Nintedanib: a novel therapeutic approach for idiopathic pulmonary fibrosis

Ioannis A Dimitroulis
Respiratory Care 2014, 59 (9): 1450-5
Idiopathic pulmonary fibrosis (IPF) is a chronic, progressive, fibrotic lung disease with no clear etiology and few therapeutic options. Growth factors that act as mediators in the development of this disease might be important therapeutic targets. Nintedanib is a triple-tyrosine kinase inhibitor and a potent antagonist of growth factors such as platelet-derived growth factor, vascular endothelial growth factor, and basic fibroblast growth factor, and it is currently evaluated in clinical trials as a potential IPF therapy.
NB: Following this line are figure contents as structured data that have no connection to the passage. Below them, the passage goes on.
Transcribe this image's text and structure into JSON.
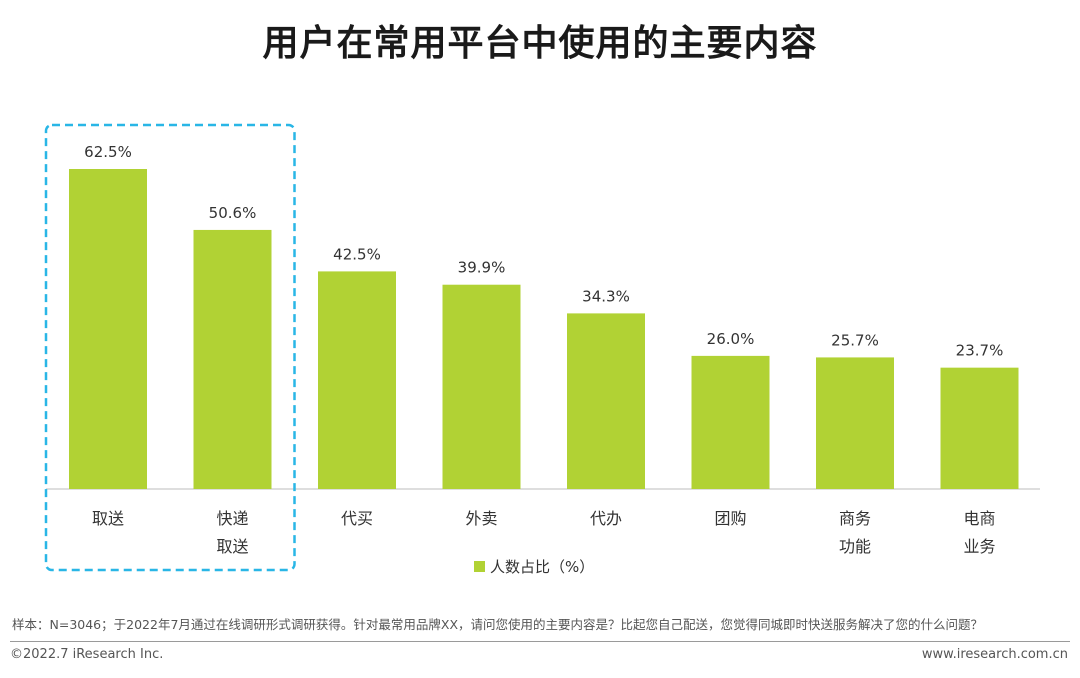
{
  "chart_data": {
    "type": "bar",
    "title": "用户在常用平台中使用的主要内容",
    "categories": [
      [
        "取送"
      ],
      [
        "快递",
        "取送"
      ],
      [
        "代买"
      ],
      [
        "外卖"
      ],
      [
        "代办"
      ],
      [
        "团购"
      ],
      [
        "商务",
        "功能"
      ],
      [
        "电商",
        "业务"
      ]
    ],
    "values": [
      62.5,
      50.6,
      42.5,
      39.9,
      34.3,
      26.0,
      25.7,
      23.7
    ],
    "value_labels": [
      "62.5%",
      "50.6%",
      "42.5%",
      "39.9%",
      "34.3%",
      "26.0%",
      "25.7%",
      "23.7%"
    ],
    "ylim": [
      0,
      62.5
    ],
    "legend": {
      "label": "人数占比（%）",
      "position": "bottom"
    },
    "grid": false,
    "highlight": {
      "categories": [
        0,
        1
      ],
      "style": "dashed-box"
    }
  },
  "colors": {
    "bar": "#b1d234",
    "highlight": "#29b6e6",
    "axis": "#bdbdbd"
  },
  "footer": {
    "note": "样本：N=3046；于2022年7月通过在线调研形式调研获得。针对最常用品牌XX，请问您使用的主要内容是？比起您自己配送，您觉得同城即时快送服务解决了您的什么问题？",
    "copyright": "©2022.7 iResearch Inc.",
    "website": "www.iresearch.com.cn"
  }
}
Treatment with nintedanib may slow decline in lung function, decrease the frequency of exacerbations, and improve quality of life in subjects with IPF. This observation, together with extensive safety and pharmacokinetic data from studies of nintedanib in malignancy, led the way for the clinical development of this drug in IPF. Observations from clinical trials, together with the preclinical data, suggest that nintedanib may become an important therapeutic option for individuals with IPF. High-dose nintedanib improved the quality of life, slowed the progression of lung fibrosis and the decline of lung function, and reduced the rate of exacerbations in individuals with mild and moderate IPF. This is a short review based on the available data (September 2013) on nintedanib.